RKSimon retitled this revision from [DAG] Enable ISD::SHL SimplifyMultipleUseDemandedBits handling (WIP) to [DAG] Enable ISD::SHL SimplifyMultipleUseDemandedBits handling.May 8 2022, 2:49 AM
foad added a comment.May 13 2022, 2:28 AM

I'm confused because the description says SimplifyMultipleUseDemandedBits but the patch changes SimplifyDemandedBits and I don't know how they relate.

Having said that, the actual patch makes sense to me and the AMDGPU changes are fine and save a few instructions overall.

RKSimon retitled this revision from [DAG] Enable ISD::SHL SimplifyMultipleUseDemandedBits handling to [DAG] Enable ISD::SHL SimplifyMultipleUseDemandedBits handling inside SimplifyDemandedBits.May 13 2022, 2:44 AM
RKSimon edited the summary of this revision. (Show Details)

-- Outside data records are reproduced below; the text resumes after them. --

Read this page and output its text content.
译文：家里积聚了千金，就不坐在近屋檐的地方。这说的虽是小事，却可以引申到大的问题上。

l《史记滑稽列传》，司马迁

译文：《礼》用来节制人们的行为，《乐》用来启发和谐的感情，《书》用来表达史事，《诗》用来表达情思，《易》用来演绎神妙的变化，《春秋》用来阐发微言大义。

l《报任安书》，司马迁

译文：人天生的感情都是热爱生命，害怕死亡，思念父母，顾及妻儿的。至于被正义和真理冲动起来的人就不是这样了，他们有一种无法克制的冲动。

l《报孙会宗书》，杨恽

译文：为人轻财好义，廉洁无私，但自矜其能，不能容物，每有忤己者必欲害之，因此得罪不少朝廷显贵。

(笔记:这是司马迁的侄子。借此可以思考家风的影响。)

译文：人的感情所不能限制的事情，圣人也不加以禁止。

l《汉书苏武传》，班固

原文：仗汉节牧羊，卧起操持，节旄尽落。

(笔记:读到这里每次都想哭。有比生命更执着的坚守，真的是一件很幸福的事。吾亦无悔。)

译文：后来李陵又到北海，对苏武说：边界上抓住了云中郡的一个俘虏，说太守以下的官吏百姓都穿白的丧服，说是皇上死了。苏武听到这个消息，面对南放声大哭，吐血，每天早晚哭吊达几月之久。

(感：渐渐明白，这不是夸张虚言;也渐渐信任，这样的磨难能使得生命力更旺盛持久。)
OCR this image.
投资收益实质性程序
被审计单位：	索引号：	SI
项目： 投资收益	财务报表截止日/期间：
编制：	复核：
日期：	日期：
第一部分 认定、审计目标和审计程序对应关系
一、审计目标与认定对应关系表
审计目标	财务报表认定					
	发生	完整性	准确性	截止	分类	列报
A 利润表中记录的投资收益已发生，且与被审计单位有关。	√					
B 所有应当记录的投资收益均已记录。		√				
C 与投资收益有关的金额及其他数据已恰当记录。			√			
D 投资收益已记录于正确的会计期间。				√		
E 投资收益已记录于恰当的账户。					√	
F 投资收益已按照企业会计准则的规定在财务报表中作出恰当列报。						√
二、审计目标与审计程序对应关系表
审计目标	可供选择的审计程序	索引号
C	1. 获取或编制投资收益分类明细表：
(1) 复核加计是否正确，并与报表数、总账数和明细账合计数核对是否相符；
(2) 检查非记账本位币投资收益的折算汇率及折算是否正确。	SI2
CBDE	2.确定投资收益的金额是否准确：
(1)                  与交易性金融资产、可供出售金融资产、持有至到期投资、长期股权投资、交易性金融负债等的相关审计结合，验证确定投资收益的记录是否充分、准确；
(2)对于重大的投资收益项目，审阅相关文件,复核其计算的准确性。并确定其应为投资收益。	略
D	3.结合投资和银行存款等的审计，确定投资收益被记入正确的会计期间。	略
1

Cheers @foad I've tried to clear up the summary

RKSimon edited the summary of this revision. (Show Details)May 13 2022, 2:45 AM
foad accepted this revision.May 13 2022, 2:49 AM

LGTM to me once the other target maintainers are happy.

This revision is now accepted and ready to land.May 13 2022, 2:49 AM
jonpa edited reviewers, added: uweigand; removed: jonpa.May 13 2022, 6:16 AM

SystemZ changes LGTM.

RISC-V changes LGTM

This revision was landed with ongoing or failed builds.May 14 2022, 1:50 AM
This revision was automatically updated to reflect the committed changes.